A limit to the use of TMA for routine immunohistochemical procedures may be the intratumoral heterogeneity and the different protein expression on cells from the leading edge vs those from the center of the tumor mass [4]. However, it has been shown that two to three cores of breast tumor are sufficiently representative of the entire lesion for assessing prognostic factors by TMA [4]. Moreover, even in highly heterogeneous tumors, such as ovarian cancer, the analysis of a single readable core matches the staining pattern of a whole section more than 90% of the time and analysis of two core increases that value to more than 95% [15]. In the present work, the selection of at least four areas on the original H&E-stained slides, which was carried out during assessment of the histological grade, guarantees that the most significant intratumoral variations in terms of tubular formation, nuclear atypia, and mitosis number are identified. In addition, in agreement with others [2], in the pilot study we confirmed that four tissue cores highly represent the original tumor, even considering the possibility of tissue cores floating off on the slide during the immunostaining procedure. In fact, in only 2.4% of cases the reactions were repeated on the full sections because of missing cores on TMA, with a minimal impact on the final workload. Another possible bias to the use of TMA technology in routine is that a proportion of individual tissue cores may not be representative of the diagnostic section [8]. Our results show that when the TMA is prepared by a dedicated technician using a stereomicroscope for accurate sampling and extraction of the selected area from the donor block, the numbers of not appropriate cores are very low (1 core in 9.8% and 2 cores in 0.8% of cases).

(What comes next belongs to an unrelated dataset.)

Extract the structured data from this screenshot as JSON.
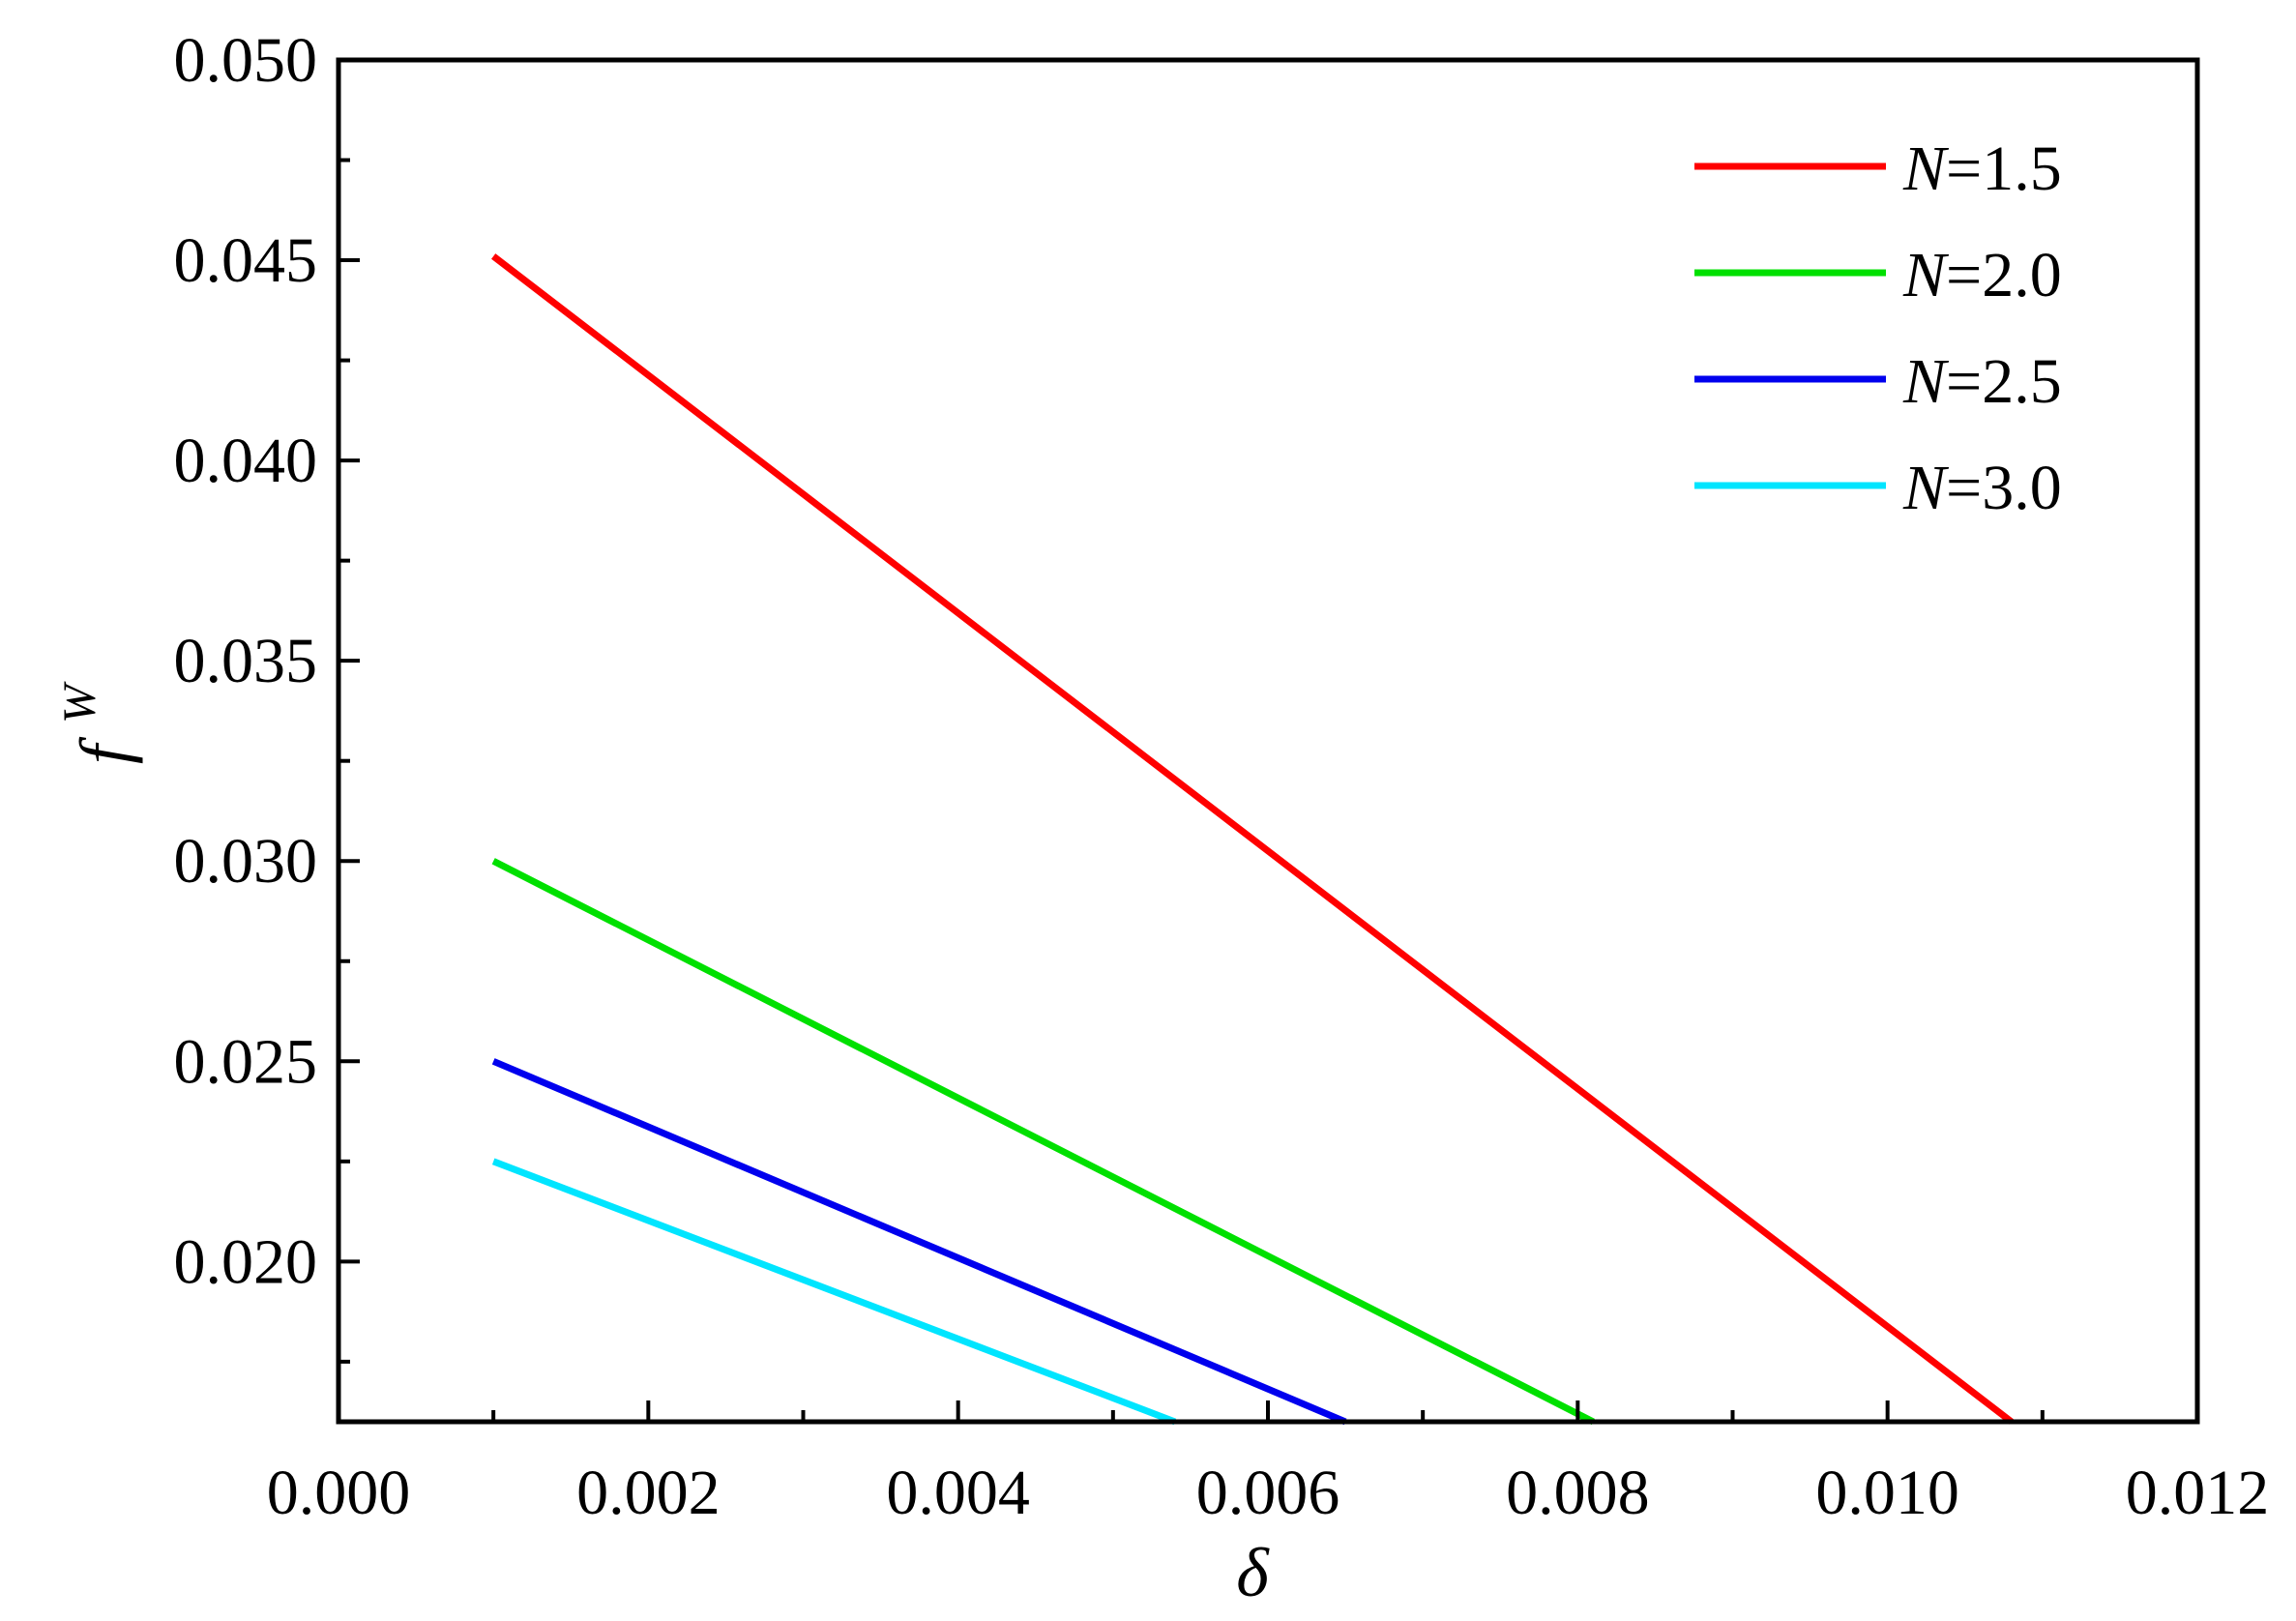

Another important point is to ensure the reliability of the immunohistochemical results on multicore TMA. For this reason, first, we inserted control cores both for hormone receptors and HER2 analysis. Second, keeping in mind that the evaluation of hormone receptors is the parameter that highly influences prognosis and therapy of breast cancers [9], we decided to repeat the ER/PR test on whole section in case of negative results on TMA. A cut-off value for reporting hormone receptors as positive or negative has not been specifically defined in the literature; therefore, we use to report the percentage, the intensity, and the “quick score” [12] value that gives indication of the responsiveness of tumor to endocrine therapy separately. Using TMA, we showed some variations of PR “quick score” results compared to the full sections. The ER “quick score” was always confirmed. In addition, the retrospective analysis on the whole section of ER-negative tumors showed only in some cases a low percentage (≤3%) of ER expression that would not modify the treatment decisions. HER2 immunohistochemical reaction showed instead more variable results (95%). On the other hand, FISH test on multicore TMA had a correlation to whole-section test of 100% as was shown also in a previous work [2]. For this reason and to guarantee a quality control on the HER2 immunohistochemical results, we decided to study by FISH every TMA, with a final cost that was affordable also for routine testing. In a previous work, we showed that G1 ductal carcinomas and carcinomas of lobular and of special histological type did not show HER2 amplification even in the presence of protein overexpression [17]. The present results confirm these data with the exception of a case of lobular pleomorphic carcinoma that showed low level of gene amplification. Moreover, the retrospective analysis of the whole series of cases studied by TMA showed the expected correspondence of HER2 immunohistochemical values and FISH with the grade of tumor differentiation, the hormone receptor pattern, and the proliferation activity. In fact, the results of our series of breast cancers studied by multicore TMA match those recently published by Lal et al. [11] in a series of 3,655 breast carcinomas studied on whole histological sections.

In conclusion, multicore TMA technique may be an efficient and useful approach for routine management of prognostic factor in breast cancer, particularly for laboratories running high number of breast cancer surgical specimens, where the costs for this immunophenotyping in terms of reagents, technician’s workload, and time for evaluation of the reactions are quite high.